Он жил на первом этаже многоквартирного дома. Вернее, высотное здание выросло на его доме — фундамент, а также портик и колонны древней античной постройки сохранились неизменными, из старого белого мрамора, который за прошедшие столетия покрылся сколами и вмятинами. Современные стены пытались маскироваться под благородную старину, но их идеальная геометричность и скупая строгость выдавали гораздо более поздний период застройки.
— Что здесь было раньше? — спросил Тайгер, проходя следом за хозяином через прохладный полукруглый вестибюль.
— Дом сновидящего, — ответил мужчина. — Здесь всегда жили мастера снов. И сто, и двести, и триста лет назад.
Он открыл дверь в просторную комнату, где не было ничего, кроме двух кресел, стоящих друг напротив друга, и низкой кушетки. Все, исключая мебель, было ослепительно-белым.
Тайгер на миг потерял ориентир. Казалось, пространство уплывает, размывая границу между низом и верхом. Пол переходил в стены, а те стекали на пол.
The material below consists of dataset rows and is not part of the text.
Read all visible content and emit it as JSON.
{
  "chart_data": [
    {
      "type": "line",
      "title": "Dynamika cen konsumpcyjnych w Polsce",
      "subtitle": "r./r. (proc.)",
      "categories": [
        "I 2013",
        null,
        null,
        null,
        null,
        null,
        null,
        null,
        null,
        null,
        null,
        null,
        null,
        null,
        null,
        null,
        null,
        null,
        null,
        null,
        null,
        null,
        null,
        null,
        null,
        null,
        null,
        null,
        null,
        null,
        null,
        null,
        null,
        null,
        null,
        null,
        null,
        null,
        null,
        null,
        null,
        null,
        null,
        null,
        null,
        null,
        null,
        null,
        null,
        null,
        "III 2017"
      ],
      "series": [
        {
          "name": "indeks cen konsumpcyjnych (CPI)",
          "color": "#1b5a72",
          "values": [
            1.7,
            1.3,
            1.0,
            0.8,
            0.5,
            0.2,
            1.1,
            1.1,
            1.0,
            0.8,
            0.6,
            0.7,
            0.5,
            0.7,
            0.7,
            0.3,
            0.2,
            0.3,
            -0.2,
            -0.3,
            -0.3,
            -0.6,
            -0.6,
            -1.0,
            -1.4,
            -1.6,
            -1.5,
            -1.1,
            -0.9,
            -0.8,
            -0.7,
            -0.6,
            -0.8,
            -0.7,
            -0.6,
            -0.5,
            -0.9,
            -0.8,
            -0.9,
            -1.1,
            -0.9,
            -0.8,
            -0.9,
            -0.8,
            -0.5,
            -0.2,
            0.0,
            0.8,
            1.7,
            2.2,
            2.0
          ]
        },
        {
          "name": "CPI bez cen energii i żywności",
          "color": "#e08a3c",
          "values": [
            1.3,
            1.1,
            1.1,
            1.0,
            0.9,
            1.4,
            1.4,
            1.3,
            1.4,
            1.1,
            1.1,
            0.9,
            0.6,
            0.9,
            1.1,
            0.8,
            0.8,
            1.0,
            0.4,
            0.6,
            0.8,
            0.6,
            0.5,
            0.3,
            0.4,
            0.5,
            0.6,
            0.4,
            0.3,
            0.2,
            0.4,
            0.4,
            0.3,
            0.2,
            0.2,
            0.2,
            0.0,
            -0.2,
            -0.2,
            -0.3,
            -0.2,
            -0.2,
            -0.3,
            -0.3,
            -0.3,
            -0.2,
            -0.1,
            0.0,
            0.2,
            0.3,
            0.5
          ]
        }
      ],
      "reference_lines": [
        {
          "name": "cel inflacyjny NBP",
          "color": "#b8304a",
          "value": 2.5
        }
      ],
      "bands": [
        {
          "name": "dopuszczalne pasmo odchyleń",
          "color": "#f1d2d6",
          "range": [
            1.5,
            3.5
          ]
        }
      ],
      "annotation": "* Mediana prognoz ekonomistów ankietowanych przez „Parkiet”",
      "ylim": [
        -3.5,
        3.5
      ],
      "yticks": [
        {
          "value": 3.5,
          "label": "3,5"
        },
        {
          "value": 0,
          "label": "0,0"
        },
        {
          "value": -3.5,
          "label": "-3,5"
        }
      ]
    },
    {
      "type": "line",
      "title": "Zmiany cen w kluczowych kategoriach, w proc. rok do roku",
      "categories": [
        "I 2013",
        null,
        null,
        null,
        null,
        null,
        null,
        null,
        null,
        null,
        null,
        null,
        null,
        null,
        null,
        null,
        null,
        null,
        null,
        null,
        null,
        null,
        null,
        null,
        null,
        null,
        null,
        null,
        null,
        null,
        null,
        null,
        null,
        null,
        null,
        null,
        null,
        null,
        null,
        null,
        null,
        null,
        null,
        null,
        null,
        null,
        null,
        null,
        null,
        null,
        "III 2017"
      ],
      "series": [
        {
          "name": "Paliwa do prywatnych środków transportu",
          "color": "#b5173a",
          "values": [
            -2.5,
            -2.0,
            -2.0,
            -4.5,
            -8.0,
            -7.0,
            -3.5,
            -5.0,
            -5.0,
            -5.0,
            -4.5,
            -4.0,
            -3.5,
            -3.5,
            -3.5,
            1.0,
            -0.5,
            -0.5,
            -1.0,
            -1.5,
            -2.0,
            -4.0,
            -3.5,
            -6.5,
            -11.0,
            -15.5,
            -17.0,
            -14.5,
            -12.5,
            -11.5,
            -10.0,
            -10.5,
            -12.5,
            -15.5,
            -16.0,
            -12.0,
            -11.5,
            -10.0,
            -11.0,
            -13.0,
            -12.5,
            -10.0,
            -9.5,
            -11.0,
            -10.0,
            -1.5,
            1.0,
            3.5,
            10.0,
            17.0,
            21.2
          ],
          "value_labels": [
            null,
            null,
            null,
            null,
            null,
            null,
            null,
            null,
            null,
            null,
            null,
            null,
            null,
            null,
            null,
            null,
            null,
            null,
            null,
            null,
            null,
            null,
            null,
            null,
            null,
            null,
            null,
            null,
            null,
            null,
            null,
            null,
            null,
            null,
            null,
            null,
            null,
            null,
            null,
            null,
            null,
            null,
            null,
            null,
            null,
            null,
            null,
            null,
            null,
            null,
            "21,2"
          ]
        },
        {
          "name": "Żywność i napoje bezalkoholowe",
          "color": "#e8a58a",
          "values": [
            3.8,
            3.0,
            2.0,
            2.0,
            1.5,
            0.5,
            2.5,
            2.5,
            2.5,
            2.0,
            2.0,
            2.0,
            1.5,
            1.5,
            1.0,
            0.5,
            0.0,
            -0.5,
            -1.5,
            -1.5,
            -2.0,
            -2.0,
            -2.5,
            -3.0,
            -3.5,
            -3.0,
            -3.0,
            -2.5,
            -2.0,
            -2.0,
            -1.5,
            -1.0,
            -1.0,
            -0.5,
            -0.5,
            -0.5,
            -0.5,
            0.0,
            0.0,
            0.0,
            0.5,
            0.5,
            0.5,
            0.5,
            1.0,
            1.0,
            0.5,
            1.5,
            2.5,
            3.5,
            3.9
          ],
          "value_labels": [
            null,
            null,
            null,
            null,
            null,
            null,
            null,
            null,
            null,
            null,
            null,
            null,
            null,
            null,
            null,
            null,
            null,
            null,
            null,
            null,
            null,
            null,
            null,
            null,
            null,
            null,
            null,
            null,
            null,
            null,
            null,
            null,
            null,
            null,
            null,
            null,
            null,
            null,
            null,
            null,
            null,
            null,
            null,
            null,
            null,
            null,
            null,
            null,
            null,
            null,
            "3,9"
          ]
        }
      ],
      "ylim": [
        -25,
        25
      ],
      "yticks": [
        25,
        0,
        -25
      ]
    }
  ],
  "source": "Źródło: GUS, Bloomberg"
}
И только три предмета из черного дерева цепляли взгляд.
Седые волосы сновидящего таяли на фоне снежных стен, черные зрачки приобретали свойства алмазного сверла, вбуравливаясь в глаза гостя.
— Ну давай проверим, что мне хотел сказать твой Фобетор.
Тайгер лег на кушетку и, чтобы избавиться от буйства белой пустоты, закрыл глаза. Он уснул и не видел снов. А когда пришел в себя, комната преобразилась. Под потолком открылся ряд окон, сквозь которые щедро лилось закатное солнце, раскрашивая безликую приемную живым оранжевым, красным и золотым.
— Ты — дэймос, — сказал ему сновидящий. Он сидел в кресле, вытянув ноги, и выглядел утомленным. — Танатос, если быть точным.
— Я не хочу это обсуждать, — жестко сказал ему юноша. — Я не хочу ничего об этом знать. Я пришел к тебе для того, чтобы ты научил меня.
— Чему ты хочешь, чтобы я тебя учил?
— Тому, что у меня должно получиться лучше всего, — неприятно улыбнулся Тайгер. — Убивать, ловить, выслеживать тех, кто этого заслуживает.
— Допустим, я соглашусь учить тебя. Но есть одна проблема…
— Все в порядке, — перебил его юноша. — Я уже со всем разобрался.
Он закатал рукав, демонстрируя последствия своей жесткой терапии.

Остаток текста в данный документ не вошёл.